Goldman's success also risks a political backlash, as the company is now on track to pay record bonuses in the midst of a recession that many Americans -- including President Obama -- have blamed in part on Wall Street's lavish pay practices. Goldman said yesterday that it set aside 48 percent of its total revenue, or $6.65 billion, to reward employees for the company's performance. That share is the same as Goldman set aside in 2007, before the crisis.
David Viniar, the company's chief financial officer, said the actual payments would be adjusted to reflect the company's annual results.
"If we don't perform well, we'll reduce compensation levels," Viniar said. "If we do perform well, our employees will be rewarded appropriately."
The success also may renew questions about the government's role in the company's fortunes. Goldman Sachs last month repaid its $10 billion in federal aid, but it has not disclosed to what extent it continues to rely on other federal rescue programs, such as borrowing from the Federal Reserve.
Goldman reported revenue of $13.8 billion in the second quarter, up from $9.42 billion during the comparable period last year. More than three-quarters of that revenue came from the basic business of buying and selling financial instruments such as mortgage-backed securities, corporate bonds and derivatives.
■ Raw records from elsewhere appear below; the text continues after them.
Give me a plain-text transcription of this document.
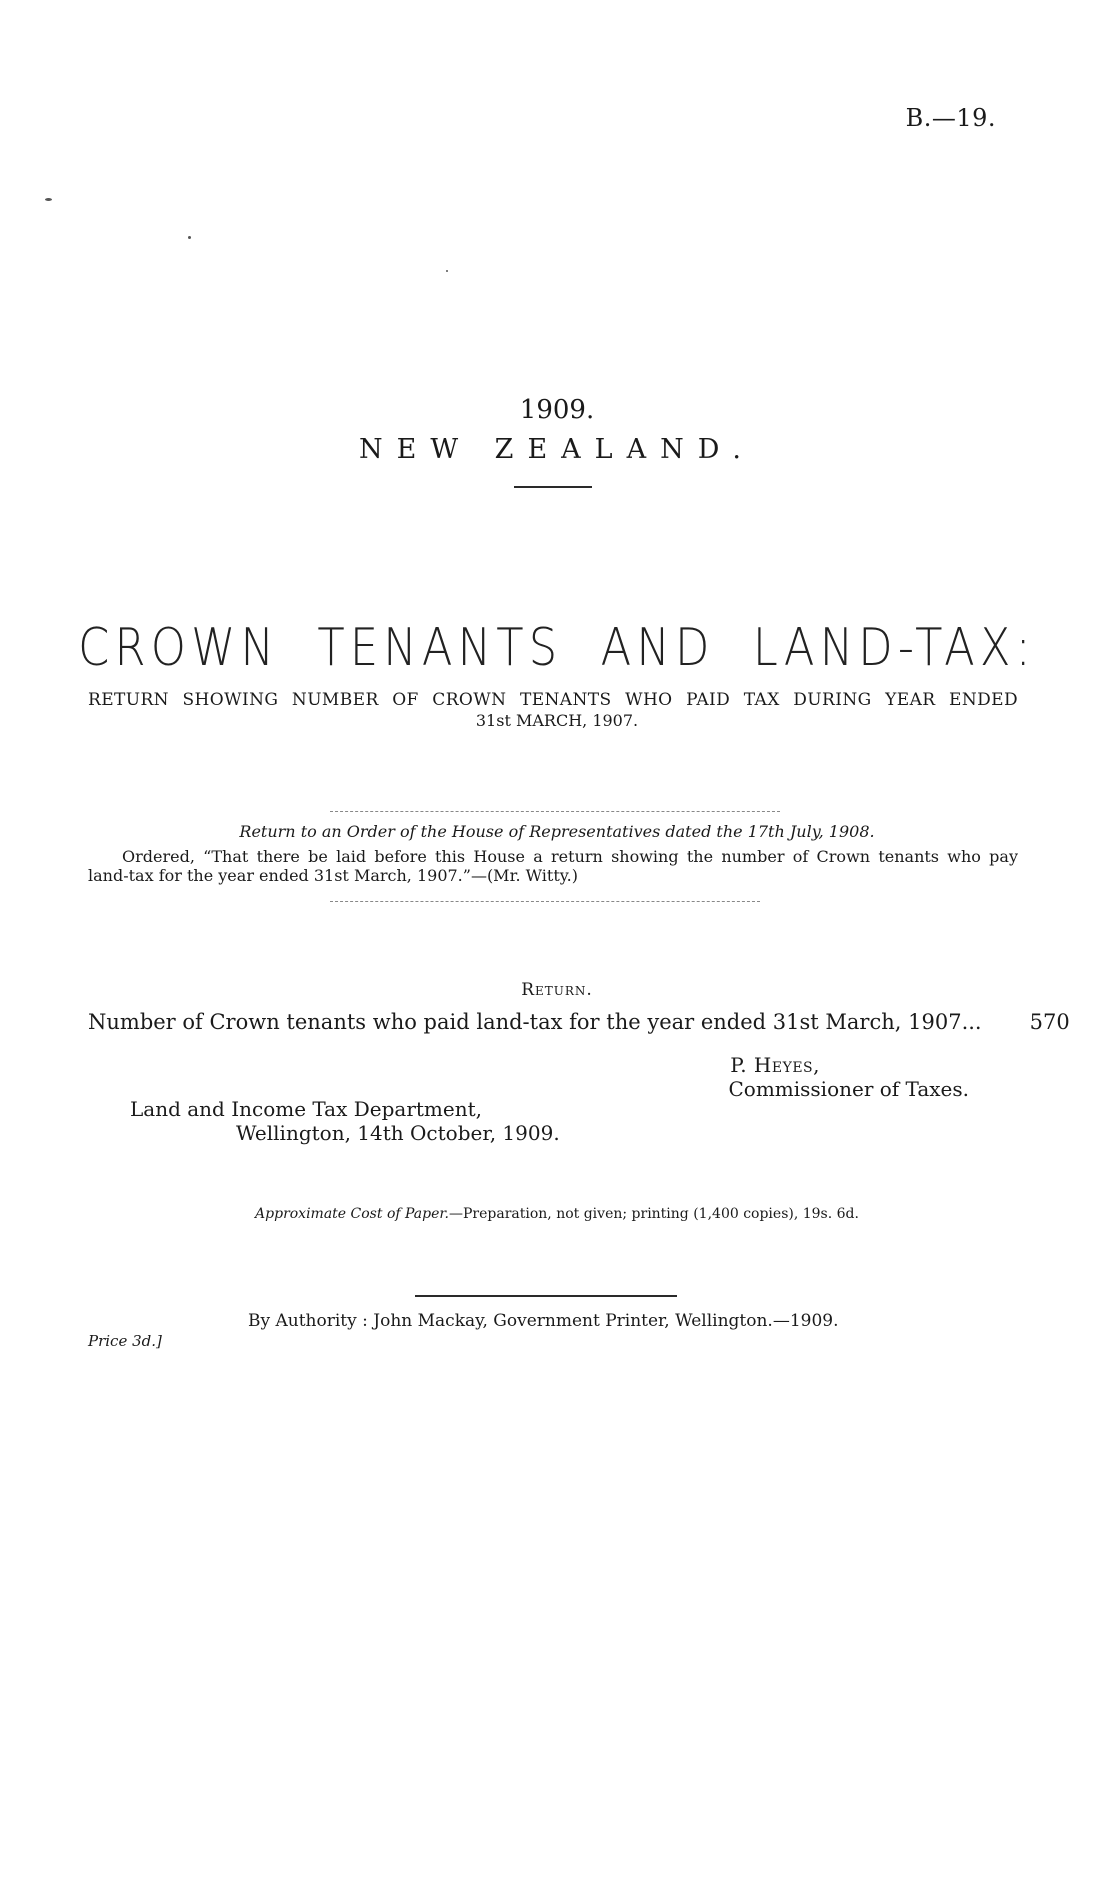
B.—19.
1909.
NEW ZEALAND.
CROWN TENANTS AND LAND-TAX:
RETURN SHOWING NUMBER OF CROWN TENANTS WHO PAID TAX DURING YEAR ENDED
31st MARCH, 1907.
Return to an Order of the House of Representatives dated the 17th July, 1908.
Ordered, “That there be laid before this House a return showing the number of Crown tenants who pay
land-tax for the year ended 31st March, 1907.”—(Mr. Witty.)
Return.
Number of Crown tenants who paid land-tax for the year ended 31st March, 1907 ...	570
P. Heyes,
Commissioner of Taxes.
Land and Income Tax Department,
Wellington, 14th October, 1909.
Approximate Cost of Paper.—Preparation, not given; printing (1,400 copies), 19s. 6d.
By Authority : John Mackay, Government Printer, Wellington.—1909.
Price 3d.]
Viniar said the company was making unusually large returns in what he described as "plain-vanilla transactions" because of a relative dearth of competition.
Goldman also has the strength and appetite to take larger risks than its weakened rivals. The company said its "value at risk," the amount it estimates its trading operations could lose in a single day, averaged $245 million during the quarter, up from $182 million during the same period last year.
There were areas of weakness. Goldman recorded a large loss in its commercial real estate portfolio, an emerging problem area that is expected to hit commercial banks even harder. And Goldman's high-profile business of advising companies on merger and acquisitions had a quiet quarter.